Tak to już działa że nowe nazwiska zastępują starsze. Gdyby nie Władimir żaden z tej trójki nie byłby uznawany za wielkiego zawodnika bo jednak 2 z nich zrobiło kariery właśnie na starym mistrzu bo to walki z nim wyniosły ich na zupełnie nowy level i dały ludziom przeświadczenie z jak dobrymi zawodnikami mamy do czynienia.
Wilder natomiast absolutnie boksować z Kliczkami nie chciał więc i tak jego "wielkość" została zbudowana dużo później.
Władkowi a tym bardziej Vitkowi brak w rekordzie takich "perełek" jakie zdobyli chociaż na Władzie Fury i Joshua natomiast faktem jest że bicie najrózniejszych zawodników z topu przez długie lata w tym wielu zawodników na "5" zasługuje na uznanie i jest czymś wyjątkowym.
A styl to kwestia gustu.
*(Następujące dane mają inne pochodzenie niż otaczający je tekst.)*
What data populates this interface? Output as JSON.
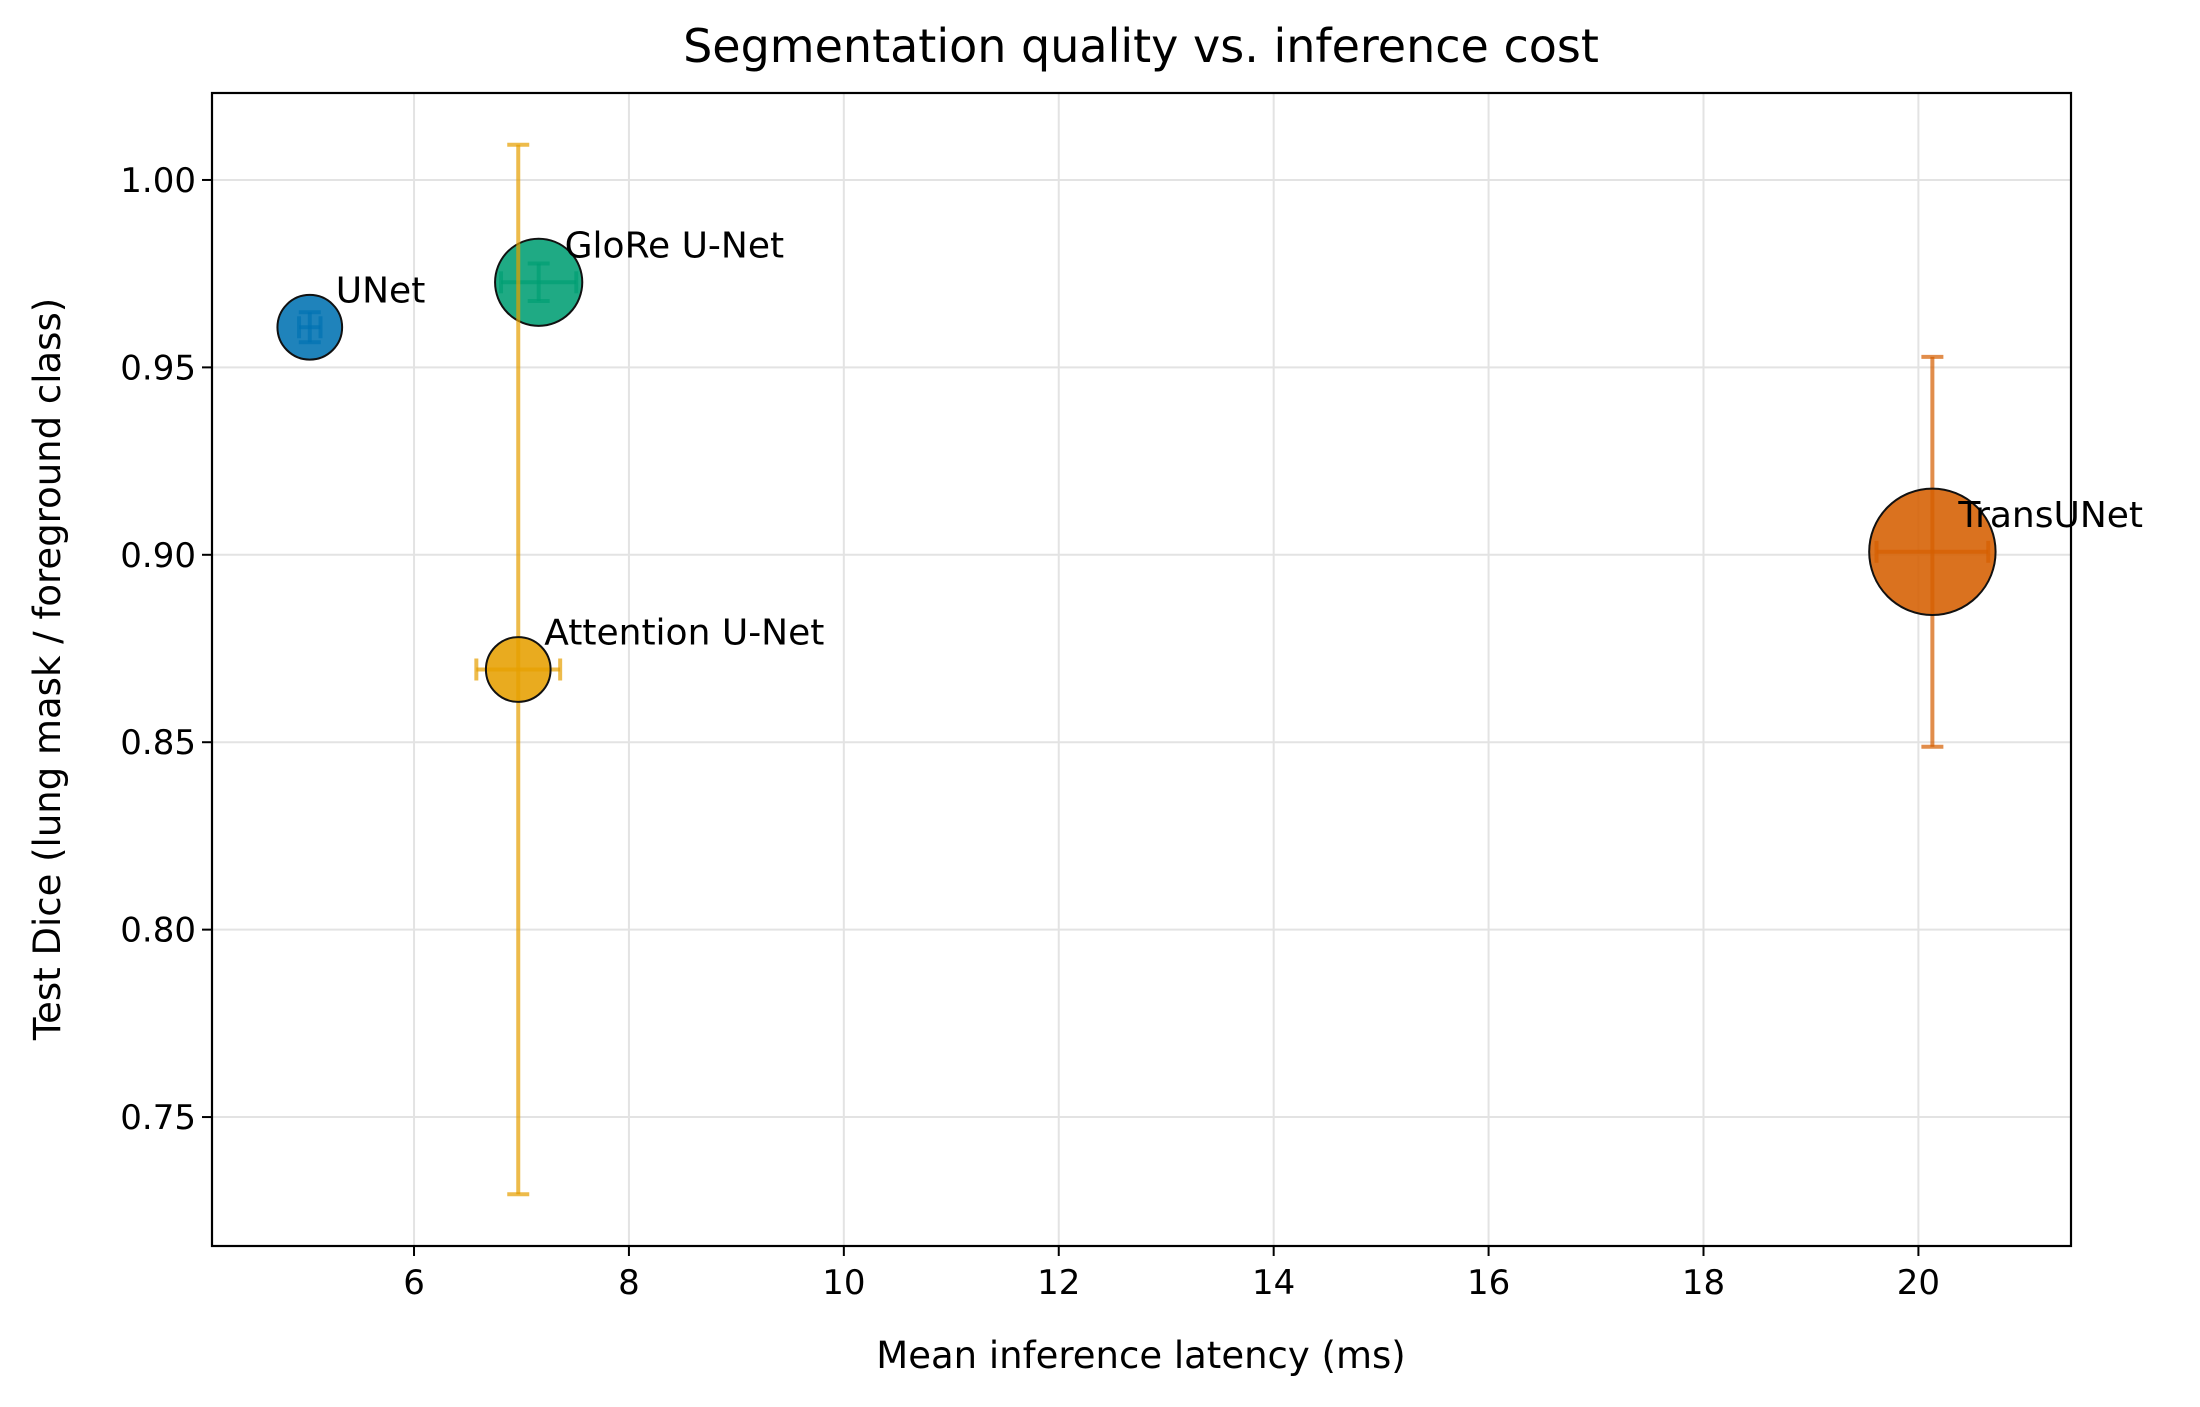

Wiele z walk wygrał Wład świetnymi czasówkami a jak się ktoś umiał postawić to i po ciekawych widowiskowych walkach (patrz Pulev, Peter czy przegrana z AJ-em ale jednak kapitalna walka). Poza tym obecnie za nr 1 uznawany jest facet który również większość walk rozgrywał nudno aż do... chyba że kogoś kręci jak bokser będąc 2 metry od przeciwnika schowa za siebie ręce i wystawi język żeby było śmieszowato...
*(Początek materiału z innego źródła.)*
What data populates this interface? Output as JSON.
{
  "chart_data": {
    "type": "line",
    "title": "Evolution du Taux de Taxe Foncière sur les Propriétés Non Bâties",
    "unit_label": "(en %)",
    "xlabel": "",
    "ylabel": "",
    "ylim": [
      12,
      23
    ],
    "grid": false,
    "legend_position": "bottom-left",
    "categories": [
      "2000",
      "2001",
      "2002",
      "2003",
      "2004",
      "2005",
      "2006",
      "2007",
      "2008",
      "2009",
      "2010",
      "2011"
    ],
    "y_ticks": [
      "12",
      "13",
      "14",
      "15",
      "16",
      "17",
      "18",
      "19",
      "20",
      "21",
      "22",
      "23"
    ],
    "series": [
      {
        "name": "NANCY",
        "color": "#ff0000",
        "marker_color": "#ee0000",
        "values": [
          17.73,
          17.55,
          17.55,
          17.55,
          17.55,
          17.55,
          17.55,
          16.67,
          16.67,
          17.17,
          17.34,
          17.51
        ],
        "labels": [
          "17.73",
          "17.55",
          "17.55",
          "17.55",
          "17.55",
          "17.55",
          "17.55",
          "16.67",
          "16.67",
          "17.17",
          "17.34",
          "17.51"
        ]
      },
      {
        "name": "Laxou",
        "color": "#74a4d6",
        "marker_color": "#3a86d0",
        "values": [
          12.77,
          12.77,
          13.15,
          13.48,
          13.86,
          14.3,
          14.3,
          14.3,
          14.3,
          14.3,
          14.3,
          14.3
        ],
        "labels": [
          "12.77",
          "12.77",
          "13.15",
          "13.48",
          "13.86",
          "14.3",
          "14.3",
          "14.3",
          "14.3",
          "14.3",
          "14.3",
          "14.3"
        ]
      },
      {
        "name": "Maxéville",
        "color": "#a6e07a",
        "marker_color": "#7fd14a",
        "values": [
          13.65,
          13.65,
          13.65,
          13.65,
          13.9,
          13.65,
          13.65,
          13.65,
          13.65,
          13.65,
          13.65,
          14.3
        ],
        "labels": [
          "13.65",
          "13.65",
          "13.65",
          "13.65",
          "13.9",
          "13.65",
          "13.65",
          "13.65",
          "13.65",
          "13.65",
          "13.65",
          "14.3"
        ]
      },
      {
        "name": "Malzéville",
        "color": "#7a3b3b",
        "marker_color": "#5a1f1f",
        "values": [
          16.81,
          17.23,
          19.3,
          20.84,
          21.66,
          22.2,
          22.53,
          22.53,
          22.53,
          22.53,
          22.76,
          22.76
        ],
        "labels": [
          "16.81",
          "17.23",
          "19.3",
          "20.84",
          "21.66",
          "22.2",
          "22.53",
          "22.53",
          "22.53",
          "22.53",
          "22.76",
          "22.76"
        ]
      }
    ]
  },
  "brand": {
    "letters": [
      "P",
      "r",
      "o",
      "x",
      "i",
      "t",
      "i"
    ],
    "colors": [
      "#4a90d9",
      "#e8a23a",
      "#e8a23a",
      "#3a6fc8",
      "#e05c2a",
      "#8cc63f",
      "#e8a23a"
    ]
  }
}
A i Wład w najlepszej wersji miałby czego szukać w każdych latach i w każdych mógłby być czołowym zawodnikiem.
Czy zawsze najlepszym? Absolutnie nie bo byli lepsi natomiast skreślanie takiego gościa na starcie to jakaś wierutna bzdura...
To co okazało się przekleństwem Vitalia, było błogosławieństwem Wladimira, czyli brak sensownych rywali. Gdyby Kliczkowie trafili na lata 90, wtedy Vitali mógłby przejść do historii jako jeden z najlepszych, ale wtedy jego pizdowaty brat nie zrobiłby tak zawrotnej kariery.
Jak najbardziej się zgodzę, dodam jeszcze, że pojedynki Wladimira z Pulewem czy Witalego z Lewisem wcale nie były widowiskowymi pojedynkami co najwyżej dramatycznymi, bo jeden lądował na ringu, a drugi walczył z kontuzją dużo szarpaniny, taka to smutna prawda.